CD92/Stéphanie Gutierrez-Ortéga

Le temps d’une année scolaire, le concours CUBE. S invite les collégiens à s’emparer de leur bâtiment et à en réduire les consommations par des gestes simples, sans travaux. Cinq pionniers se sont lancés l’an dernier, dont le collège Joliot-Curie à Bagneux.

Après avoir été sensibilisés aux économies d’énergie, les collégiens jouent les « ambassadeurs » auprès des écoliers.© CD92/Stéphanie Gutierrez-Ortéga

En nage, le cycliste Robert Förstemann pédale comme si sa vie en dépendait, persévérant jusqu’à l’éjection… d’une tranche de pain grillé. Énergie dépensée : 0,021 kWh (kilowatt-heure) soit l’équivalent d’« un robert ». Devenue virale, cette vidéo illustre de façon originale la notion d’énergie – un rapport entre temps et puissance – tout en montrant à quel point notre quotidien en est vorace. Elle a fait forte impression auprès des écodélégués du collège Joliot-Curie, invités à utiliser ensuite cette unité imaginaire, le robert, pour classer les appareils domestiques. « On avait sous-estimé la machine à laver et le frigo en partant du principe qu’ils étaient plus froids qu’une cafetière ou qu’un radiateur », racontent Shana et Inès. En compagnie de Florent Kerguignas, l’un des responsables de l’entreprise de maintenance, les élèves découvrent ensuite que leur bâtiment, à raison de 2 500 MWh (mégawatts-heure) engloutis chaque année, est encore plus gourmand en roberts ! « C’est énorme, s’exclame Mohamed. Je me demande ce que représente un gratte-ciel à côté ! » La facture correspondante atteint, elle, 250 000 annuels, alors que « le prix du gaz (trois quarts des consommations des collèges, Ndlr) a triplé depuis la sortie du Covid ». « Si vous fermez une fenêtre en plein hiver, imaginez le gain, explique le professionnel. Le réchauffement climatique est préoccupant mais le prix de l’énergie renforce cette urgence ! » À l’envers du décor, le groupe découvre ensuite en exclusivité la chaufferie du collège, une pièce parcourue du sol au plafond par des tuyaux qui partent ensuite à l’assaut des couloirs. Si les installations fonctionnent selon des principes assez simples, grâce à un combustible, le gaz, et à un fluide caloriporteur, l’eau, leur pilotage réclame des arbitrages permanents : « Plus on fournit en puissance, plus on consomme, plus on dépense, donc il faut toujours se demander si une consommation est justifiée », explique le responsable d’équipe Dalkia, Benjamin Bourvieux, qui prend l’exemple de la température de l’eau dans les toilettes : « Se laver les mains à l’eau chaude est agréable, mais est-ce vraiment utile ? »
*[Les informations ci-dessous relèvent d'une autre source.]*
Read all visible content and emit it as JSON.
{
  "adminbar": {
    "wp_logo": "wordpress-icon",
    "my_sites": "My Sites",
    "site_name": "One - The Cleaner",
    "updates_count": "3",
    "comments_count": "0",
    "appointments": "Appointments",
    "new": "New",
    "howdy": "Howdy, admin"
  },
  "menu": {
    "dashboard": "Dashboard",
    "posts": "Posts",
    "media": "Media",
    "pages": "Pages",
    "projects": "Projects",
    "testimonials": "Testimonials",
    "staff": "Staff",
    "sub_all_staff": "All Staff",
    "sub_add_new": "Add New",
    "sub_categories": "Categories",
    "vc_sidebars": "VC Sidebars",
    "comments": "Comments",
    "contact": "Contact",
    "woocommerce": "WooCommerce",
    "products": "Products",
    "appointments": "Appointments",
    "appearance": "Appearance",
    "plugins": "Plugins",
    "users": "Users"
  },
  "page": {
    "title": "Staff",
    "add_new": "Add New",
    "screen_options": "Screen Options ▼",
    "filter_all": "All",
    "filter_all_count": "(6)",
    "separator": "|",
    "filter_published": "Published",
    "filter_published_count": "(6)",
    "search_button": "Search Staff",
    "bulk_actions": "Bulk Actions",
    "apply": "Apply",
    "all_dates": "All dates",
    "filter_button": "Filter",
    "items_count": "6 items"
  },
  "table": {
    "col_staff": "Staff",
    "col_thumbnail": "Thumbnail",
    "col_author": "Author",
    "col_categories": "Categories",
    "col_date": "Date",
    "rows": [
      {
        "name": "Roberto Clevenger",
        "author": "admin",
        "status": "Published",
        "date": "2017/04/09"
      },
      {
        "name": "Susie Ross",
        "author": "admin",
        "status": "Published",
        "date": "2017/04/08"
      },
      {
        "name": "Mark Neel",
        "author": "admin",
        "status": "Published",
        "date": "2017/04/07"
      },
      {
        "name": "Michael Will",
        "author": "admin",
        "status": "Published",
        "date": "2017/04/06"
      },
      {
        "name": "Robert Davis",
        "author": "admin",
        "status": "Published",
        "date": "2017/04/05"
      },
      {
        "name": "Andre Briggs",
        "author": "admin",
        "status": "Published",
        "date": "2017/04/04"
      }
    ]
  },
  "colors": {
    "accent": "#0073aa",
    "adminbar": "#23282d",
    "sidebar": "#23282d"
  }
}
Les équipements les plus insignifiants livrent aux élèves leurs enseignements, tel ce radiateur intégré à un vaste circuit dont dépend leur confort.© CD92/Willy Labre

Grappe alto-séquanaise

Avec le CUBE. S, auquel participaient cinq premiers collèges alto-séquanais en 2022-2023, la communauté éducative prend part à cette optimisation. Le concours est organisé depuis 2019 par le Cerema – centre d’études et d’expertise sur les risques, l’environnement, la mobilité et l’aménagement – et l’Ifpeb – institut français pour la performance du bâtiment – afin d’accompagner la mise en place du décret tertiaire – qui impose des seuils croissants de réduction des consommations d’ici à 2050, dont une baisse de 40 % d’ici à 2030 et/ou un maximum de 95 kWh au m2. « L’énergie est certainement un sujet moins vendeur que l’installation d’une ruche pour des collégiens. Certains professeurs sont d’office réticents ; sûrement de vieux souvenirs de cours de physique ! », raconte Anne-Laure Chereau du Cerema Île-de-France, en charge de l’animation du dispositif. C’est pour cela que nous mettons l’accent sur les activités ludiques. » L’objectif est de faire « des économies par l’optimisation, les petits réglages et le changement des habitudes », les collèges d’un même territoire rivalisant au sein d’une « grappe ». Avec ce projet, auquel il contribue à hauteur de 1 000 euros par établissement, le Département entend mettre à contribution les usagers de ses bâtiments. « Les collèges représentent les deux tiers de nos consommations, or une grosse partie des économies peuvent être réalisées grâce à des actions qui sortent du strict cadre technique, affirme Alix Joder de l’unité « gestion de l’énergie » du Département. C’est exactement le propos de ce concours que nous souhaitons proposer à de nouveaux établissements chaque année, qu’ils aient ou non bénéficié des contrats de performance énergétique. » Déployés dans 62 des 98 collèges, ces contrats doivent amener, grâce à un meilleur pilotage, à une baisse progressive des consommations – là encore en vertu du décret tertiaire. « La sensibilisation des usagers, avec celle des personnels de maintenance, en est un volet à part entière. »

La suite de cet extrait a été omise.